Сергей Михайлович умер.
Его гроб стоял в Доме кино на Васильевской улице. Гроб был покрыт старинной золотой парчой, тем куском, который любил покойный режиссер.
Парчу сожгли вместе с телом.
Истаяли золотые нити.
Мне рассказывал Павленко, что в Германии и в Америке люди на собраниях вставали, когда слышали имя Эйзенштейна. Они вставали, стремясь лучше увидеть будущее.
Во имя советского искусства люди не только встают, но идут вперед. В Англии, в Америке, в Японии, в Мексике идут в будущее. Старые кинокартины и для нас при просмотрах оживают, как луковицы пускают новые стрелы и цветут счастьем.
Петр Андреевич Павленко
Для тех, кто знал старый Тифлис, в голосе Павленко улавливался акцент русского человека, выросшего в Тифлисе.
Петр Андреевич много взял от этого города, который когда-то Осип Мандельштам называл «ковровою столицей».
Горбатый город с крепостью, которая, как сокол, прицепилась к скалам, был пестр, занятен: здесь умели говорить, умели дружить, умели интересоваться.
Я Петра Андреевича знал много лет тому назад, когда он мне рассказывал про старые ковры.
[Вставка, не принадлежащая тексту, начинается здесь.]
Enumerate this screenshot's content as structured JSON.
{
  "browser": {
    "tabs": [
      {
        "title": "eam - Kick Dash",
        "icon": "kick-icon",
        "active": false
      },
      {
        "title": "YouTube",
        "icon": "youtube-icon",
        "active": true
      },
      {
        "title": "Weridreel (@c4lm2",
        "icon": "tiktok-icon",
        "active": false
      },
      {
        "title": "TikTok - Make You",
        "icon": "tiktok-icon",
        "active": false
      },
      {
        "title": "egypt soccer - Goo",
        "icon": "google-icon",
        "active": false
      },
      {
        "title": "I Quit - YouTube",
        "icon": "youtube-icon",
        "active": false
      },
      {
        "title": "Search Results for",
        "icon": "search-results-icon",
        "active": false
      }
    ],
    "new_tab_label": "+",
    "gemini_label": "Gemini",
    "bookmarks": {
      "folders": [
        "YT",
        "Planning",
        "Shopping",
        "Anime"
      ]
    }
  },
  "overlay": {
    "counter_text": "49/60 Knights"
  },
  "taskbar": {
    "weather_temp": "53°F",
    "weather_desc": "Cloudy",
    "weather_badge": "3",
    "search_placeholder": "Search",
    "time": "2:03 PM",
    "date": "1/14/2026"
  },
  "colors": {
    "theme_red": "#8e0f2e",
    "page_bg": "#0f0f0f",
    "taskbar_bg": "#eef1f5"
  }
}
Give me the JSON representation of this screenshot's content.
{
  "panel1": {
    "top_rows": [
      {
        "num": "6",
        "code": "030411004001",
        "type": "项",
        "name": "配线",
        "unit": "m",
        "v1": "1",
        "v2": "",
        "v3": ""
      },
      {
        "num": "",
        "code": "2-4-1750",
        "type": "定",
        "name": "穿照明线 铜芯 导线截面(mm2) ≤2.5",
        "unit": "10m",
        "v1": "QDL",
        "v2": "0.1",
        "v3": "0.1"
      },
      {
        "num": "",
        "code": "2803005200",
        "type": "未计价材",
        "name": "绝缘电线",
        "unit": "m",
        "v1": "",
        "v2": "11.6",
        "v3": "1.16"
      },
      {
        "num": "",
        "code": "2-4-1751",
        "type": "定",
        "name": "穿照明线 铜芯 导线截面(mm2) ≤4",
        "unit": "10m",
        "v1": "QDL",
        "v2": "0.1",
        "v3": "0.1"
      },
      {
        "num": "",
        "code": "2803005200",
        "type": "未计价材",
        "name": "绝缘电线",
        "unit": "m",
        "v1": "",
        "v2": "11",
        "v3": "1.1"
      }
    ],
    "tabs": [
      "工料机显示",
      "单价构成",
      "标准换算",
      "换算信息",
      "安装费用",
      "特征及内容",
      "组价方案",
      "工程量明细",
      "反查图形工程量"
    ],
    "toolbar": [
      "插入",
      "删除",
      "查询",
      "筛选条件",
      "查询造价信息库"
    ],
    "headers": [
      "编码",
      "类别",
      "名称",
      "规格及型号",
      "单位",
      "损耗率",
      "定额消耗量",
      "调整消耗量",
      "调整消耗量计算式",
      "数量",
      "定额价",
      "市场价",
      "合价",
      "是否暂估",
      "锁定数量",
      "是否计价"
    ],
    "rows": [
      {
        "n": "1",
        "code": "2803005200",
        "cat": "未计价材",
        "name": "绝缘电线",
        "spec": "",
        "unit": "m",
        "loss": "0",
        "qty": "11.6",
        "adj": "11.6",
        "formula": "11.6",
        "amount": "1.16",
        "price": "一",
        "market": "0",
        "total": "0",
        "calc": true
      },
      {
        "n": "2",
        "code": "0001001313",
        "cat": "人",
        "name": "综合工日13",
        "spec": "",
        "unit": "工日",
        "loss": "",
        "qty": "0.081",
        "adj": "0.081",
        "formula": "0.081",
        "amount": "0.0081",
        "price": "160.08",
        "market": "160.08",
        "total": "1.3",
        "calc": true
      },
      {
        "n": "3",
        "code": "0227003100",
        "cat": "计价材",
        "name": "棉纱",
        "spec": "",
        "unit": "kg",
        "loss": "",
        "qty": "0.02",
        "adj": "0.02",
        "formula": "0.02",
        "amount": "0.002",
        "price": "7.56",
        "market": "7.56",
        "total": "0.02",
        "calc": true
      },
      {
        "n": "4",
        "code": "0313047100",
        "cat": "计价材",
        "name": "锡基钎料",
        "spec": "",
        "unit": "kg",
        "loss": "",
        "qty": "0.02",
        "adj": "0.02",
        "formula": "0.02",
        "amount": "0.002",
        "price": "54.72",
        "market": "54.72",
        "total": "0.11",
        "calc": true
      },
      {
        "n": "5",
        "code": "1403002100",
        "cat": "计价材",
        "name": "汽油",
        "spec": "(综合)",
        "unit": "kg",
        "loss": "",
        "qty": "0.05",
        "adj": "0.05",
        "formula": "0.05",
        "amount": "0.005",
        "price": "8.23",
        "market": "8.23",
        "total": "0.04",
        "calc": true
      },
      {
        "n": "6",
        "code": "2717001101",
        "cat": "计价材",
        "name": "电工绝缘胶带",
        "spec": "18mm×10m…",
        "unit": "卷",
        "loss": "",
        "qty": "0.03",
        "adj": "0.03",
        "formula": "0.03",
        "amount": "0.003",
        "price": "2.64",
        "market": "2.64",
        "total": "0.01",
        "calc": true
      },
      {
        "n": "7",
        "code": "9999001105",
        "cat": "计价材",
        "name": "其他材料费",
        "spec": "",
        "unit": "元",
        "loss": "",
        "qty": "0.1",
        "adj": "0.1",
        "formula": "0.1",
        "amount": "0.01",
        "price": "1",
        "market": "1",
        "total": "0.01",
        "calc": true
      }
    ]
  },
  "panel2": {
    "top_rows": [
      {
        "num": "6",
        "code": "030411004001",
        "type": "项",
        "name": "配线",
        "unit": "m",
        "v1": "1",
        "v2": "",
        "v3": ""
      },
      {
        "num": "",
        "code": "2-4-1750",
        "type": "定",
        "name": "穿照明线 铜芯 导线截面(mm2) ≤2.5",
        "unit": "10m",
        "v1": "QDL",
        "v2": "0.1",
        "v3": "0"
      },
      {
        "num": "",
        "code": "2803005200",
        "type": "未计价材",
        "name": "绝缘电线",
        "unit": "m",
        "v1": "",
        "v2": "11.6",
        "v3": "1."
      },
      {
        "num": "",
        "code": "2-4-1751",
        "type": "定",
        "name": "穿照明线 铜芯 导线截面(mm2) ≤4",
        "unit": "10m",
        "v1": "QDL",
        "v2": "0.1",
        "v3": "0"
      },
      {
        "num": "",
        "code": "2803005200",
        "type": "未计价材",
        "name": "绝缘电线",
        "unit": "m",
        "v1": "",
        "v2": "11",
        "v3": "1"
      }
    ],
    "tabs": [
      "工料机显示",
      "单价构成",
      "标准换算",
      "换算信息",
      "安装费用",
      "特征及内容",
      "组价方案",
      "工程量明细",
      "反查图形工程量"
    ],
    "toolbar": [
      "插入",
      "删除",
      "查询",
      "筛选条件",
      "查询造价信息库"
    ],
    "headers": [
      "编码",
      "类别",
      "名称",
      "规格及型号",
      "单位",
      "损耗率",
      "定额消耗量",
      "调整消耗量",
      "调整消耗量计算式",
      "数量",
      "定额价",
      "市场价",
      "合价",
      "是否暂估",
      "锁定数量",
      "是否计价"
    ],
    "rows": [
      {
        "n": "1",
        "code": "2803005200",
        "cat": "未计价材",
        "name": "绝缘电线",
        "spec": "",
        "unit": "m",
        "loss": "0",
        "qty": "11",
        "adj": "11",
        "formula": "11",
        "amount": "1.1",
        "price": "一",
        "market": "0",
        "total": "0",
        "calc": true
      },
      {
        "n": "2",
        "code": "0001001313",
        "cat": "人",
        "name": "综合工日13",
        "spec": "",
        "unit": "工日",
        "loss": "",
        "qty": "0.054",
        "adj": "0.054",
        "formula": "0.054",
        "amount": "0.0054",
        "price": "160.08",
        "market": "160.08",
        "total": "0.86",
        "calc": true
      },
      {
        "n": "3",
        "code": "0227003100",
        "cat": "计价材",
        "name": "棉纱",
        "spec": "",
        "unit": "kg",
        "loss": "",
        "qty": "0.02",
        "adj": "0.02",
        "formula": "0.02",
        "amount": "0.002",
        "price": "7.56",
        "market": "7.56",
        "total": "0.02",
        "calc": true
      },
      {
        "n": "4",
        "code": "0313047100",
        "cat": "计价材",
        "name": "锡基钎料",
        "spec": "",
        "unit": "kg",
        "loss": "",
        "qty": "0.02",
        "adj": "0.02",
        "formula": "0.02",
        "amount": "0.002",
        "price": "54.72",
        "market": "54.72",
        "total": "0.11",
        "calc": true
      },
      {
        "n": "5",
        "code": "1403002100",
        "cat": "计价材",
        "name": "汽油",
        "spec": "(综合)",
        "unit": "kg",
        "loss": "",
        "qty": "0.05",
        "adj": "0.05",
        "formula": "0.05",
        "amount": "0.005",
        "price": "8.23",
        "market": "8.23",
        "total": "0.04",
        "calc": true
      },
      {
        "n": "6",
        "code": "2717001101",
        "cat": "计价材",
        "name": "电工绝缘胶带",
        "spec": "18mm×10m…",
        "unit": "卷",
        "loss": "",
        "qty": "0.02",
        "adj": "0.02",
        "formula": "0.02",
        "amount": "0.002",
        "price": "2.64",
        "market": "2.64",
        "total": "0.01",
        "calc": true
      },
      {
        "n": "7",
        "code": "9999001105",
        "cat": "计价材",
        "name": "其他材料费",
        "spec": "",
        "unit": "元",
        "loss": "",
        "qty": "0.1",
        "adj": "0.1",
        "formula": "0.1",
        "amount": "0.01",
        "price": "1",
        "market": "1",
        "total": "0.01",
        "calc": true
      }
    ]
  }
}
Это была прозаическая поэма общего значения для культуры. Ковры. Семантика ковра. Судьба людей, рассказанная в ковре. Завоевания и бедствия. Скрещения культур в ковре — все это было выражено с совершенной ясностью. Петр Андреевич был рассказчик. Сазандары не только пели, но и рассказывали изумительные и мудрые вещи. А в Тифлисе умели еще и слушать.
Как жаль, что Петр Андреевич, рассказывавший так много о Востоке и Западе и о многих людях, не записан и не записал себя. Это большой писатель, не до конца выраженный. Он не дописал книгу с неожиданным решением, справедливую и ясную, — книгу о Шамиле. Я очень люблю книгу Павленко «Итальянские впечатления». С ней спорят. Но с книгами вообще спорят. Книги пишутся людьми, которые по-новому увидали, и книги вовсе не предназначаются для того, чтобы с ними немедленно согласились.
Владимир Маяковский говорил, что книги пишутся для того, чтобы случилось новое. А редактируют их для того, чтобы «как бы чего-нибудь не случилось». Разницу намерений и редактирования заполняют и выравнивают неприятностями. Петр Андреевич, который как будто прожил счастливую жизнь, не успел выразить себя целиком. «Степное солнце» — хорошая книга, умная книга. Но Чехов показал мальчика, видящего огромную Россию, страну, созданную для подвигов, мальчика, видящего с воза звезды. Его вещь полна стремления к невыразимому. Огромная страна превышает человека, зовет его к подвигу. Петр Андреевич мне говорил после нашего спора о «Степном солнце», что надо уже перестать носить короткие штанишки, надо стремиться к самым большим и внутренним романам, а сам окоротил свою повесть. Но я хочу сейчас написать о дружбе, не о своей дружбе с Павленко, а об его дружбе с Сергеем Эйзенштейном, очень нужной дружбе, которая многое сохранила для Советской страны.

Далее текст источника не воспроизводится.